La concentration dans un petit nombre d’entreprises de pouvoirs essentiels pour la vie de nos sociétés pose la question de la gestion de monopoles à l’échelle mondiale. La collecte de données personnelles par ces entreprises ou par des organisations gouvernementales pose la question du respect de la vie privée de chacun d’entre nous.
Par ailleurs, les attaques menées contre les sites d’information et d’échange posent la question de la sécurité de nos échanges et de nos données. La circulation d’informations fausses, diffamatoires, voire illégales, la confusion volontaire entre faits et opinions posent la question de la transparence du débat démocratique.

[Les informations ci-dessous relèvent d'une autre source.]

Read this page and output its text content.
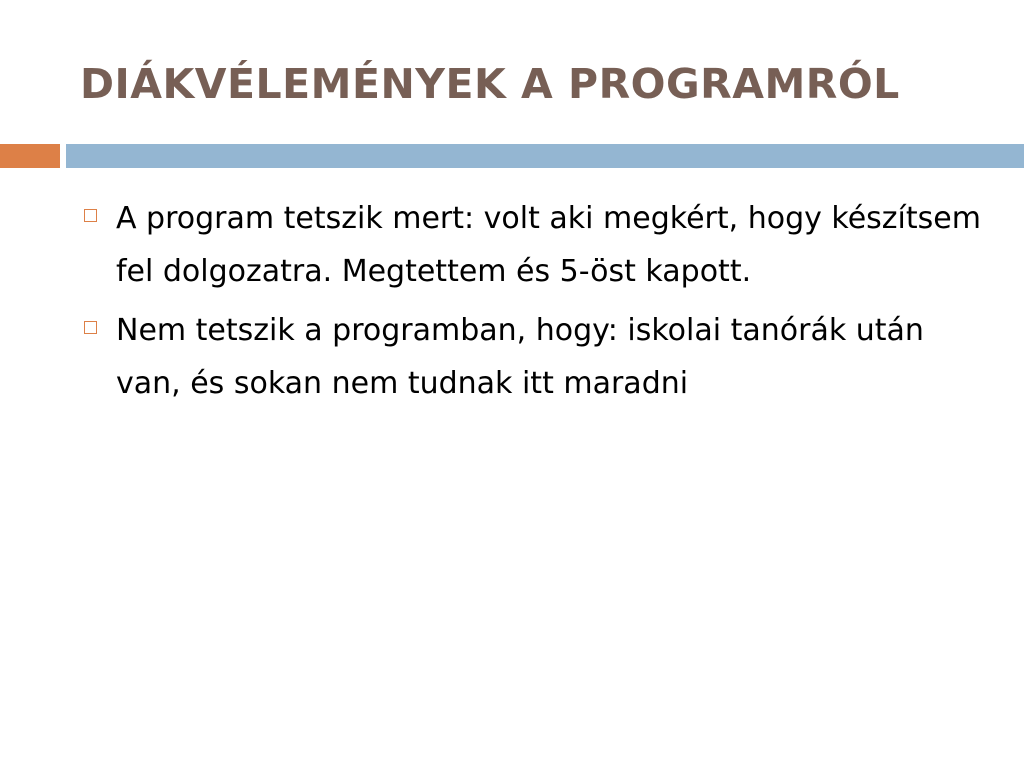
DIÁKVÉLEMÉNYEK A PROGRAMRÓL
A program tetszik mert: volt aki megkért, hogy készítsem fel dolgozatra. Megtettem és 5-öst kapott.
Nem tetszik a programban, hogy: iskolai tanórák után van, és sokan nem tudnak itt maradni
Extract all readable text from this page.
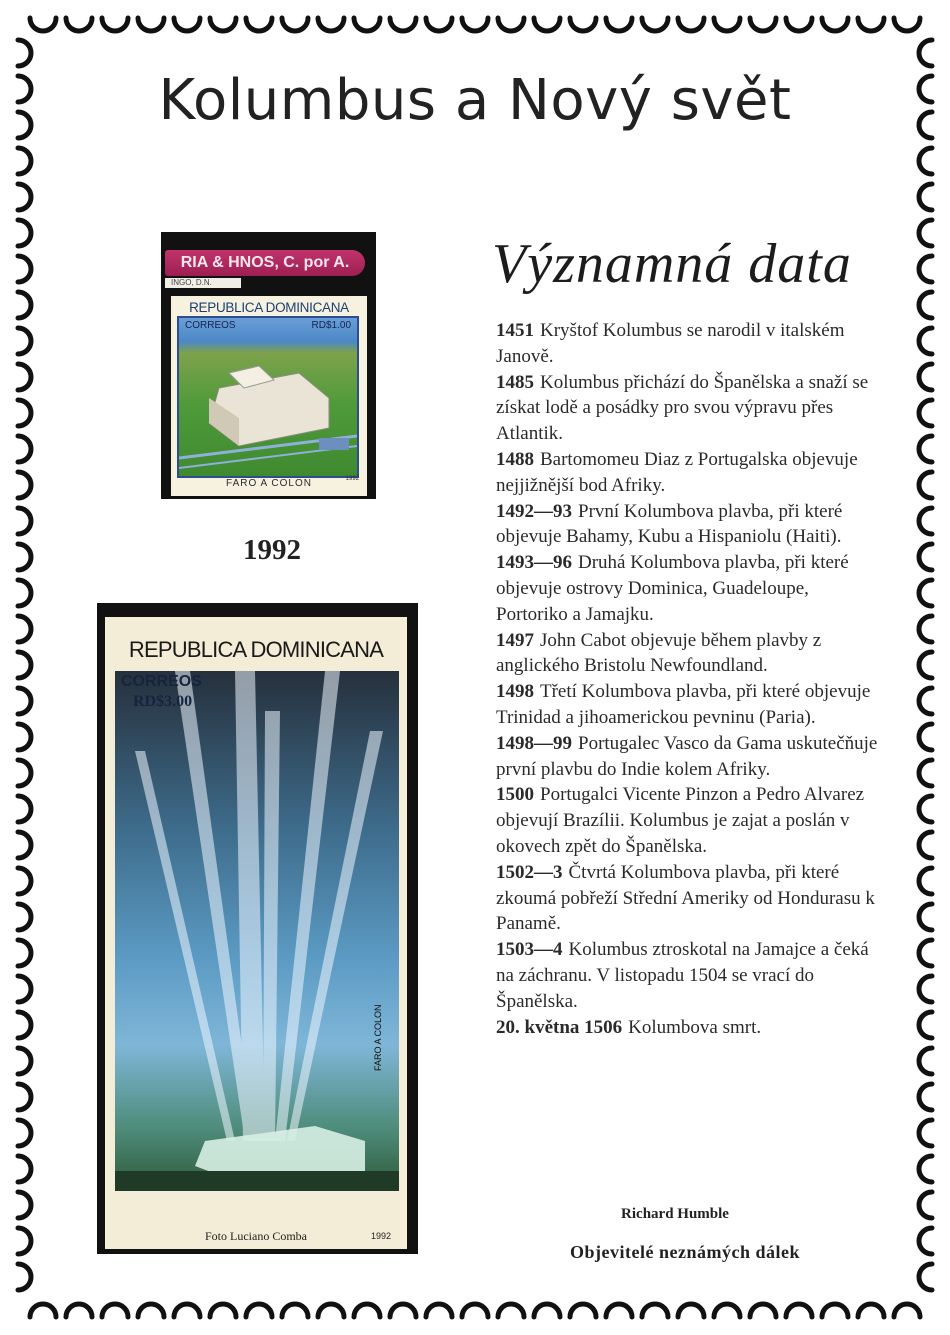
Kolumbus a Nový svět
RIA & HNOS, C. por A.
INGO, D.N.
REPUBLICA DOMINICANA
CORREOS	RD$1.00
FARO A COLON	1992
1992
REPUBLICA DOMINICANA
CORREOS
RD$3.00
FARO A COLON
Foto Luciano Comba	1992
Významná data

1451 Kryštof Kolumbus se narodil v italském Janově.

1485 Kolumbus přichází do Španělska a snaží se získat lodě a posádky pro svou výpravu přes Atlantik.

1488 Bartomomeu Diaz z Portugalska objevuje nejjižnější bod Afriky.

1492—93 První Kolumbova plavba, při které objevuje Bahamy, Kubu a Hispaniolu (Haiti).

1493—96 Druhá Kolumbova plavba, při které objevuje ostrovy Dominica, Guadeloupe, Portoriko a Jamajku.

1497 John Cabot objevuje během plavby z anglického Bristolu Newfoundland.

1498 Třetí Kolumbova plavba, při které objevuje Trinidad a jihoamerickou pevninu (Paria).

1498—99 Portugalec Vasco da Gama uskutečňuje první plavbu do Indie kolem Afriky.

1500 Portugalci Vicente Pinzon a Pedro Alvarez objevují Brazílii. Kolumbus je zajat a poslán v okovech zpět do Španělska.

1502—3 Čtvrtá Kolumbova plavba, při které zkoumá pobřeží Střední Ameriky od Hondurasu k Panamě.

1503—4 Kolumbus ztroskotal na Jamajce a čeká na záchranu. V listopadu 1504 se vrací do Španělska.

20. května 1506 Kolumbova smrt.

Richard Humble
Objevitelé neznámých dálek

Ces défis sont nouveaux dans leur nature mais aussi et surtout dans leurs caractéristiques en terme d’espace et de temps. Comme son nom l’indique, le World Wide Web est global et les défis sont eux aussi à l’échelle de la planète. Aucune solution locale aux problèmes mentionnés n’est sérieusement envisageable. Par ailleurs, la vitesse à laquelle circulent les informations (qu’elles soient vraies ou fausses, privées ou publiques) est elle aussi sans équivalent dans l’histoire.
Oui, le Web, et nous avec, sommes confrontés à des dangers de nouveaux types.
Les femmes, les hommes et les machines
L’Internet est la plateforme de la convergence entre l’informatique, les télécommunications et l’audiovisuel. Apparus au fil du 20ème siècle, le téléphone et la télévision ont changé nos manières de partager informations et connaissances. C’est cependant le développement de l’ordinateur (en particulier lorsque la miniaturisation des composants l’a rendu personnel et connecté) qui a permis d’intégrer ces technologies en un environnement universel que nous utilisons désormais tous les jours, dans n’importe quel endroit, à des fins extraordinairement variées.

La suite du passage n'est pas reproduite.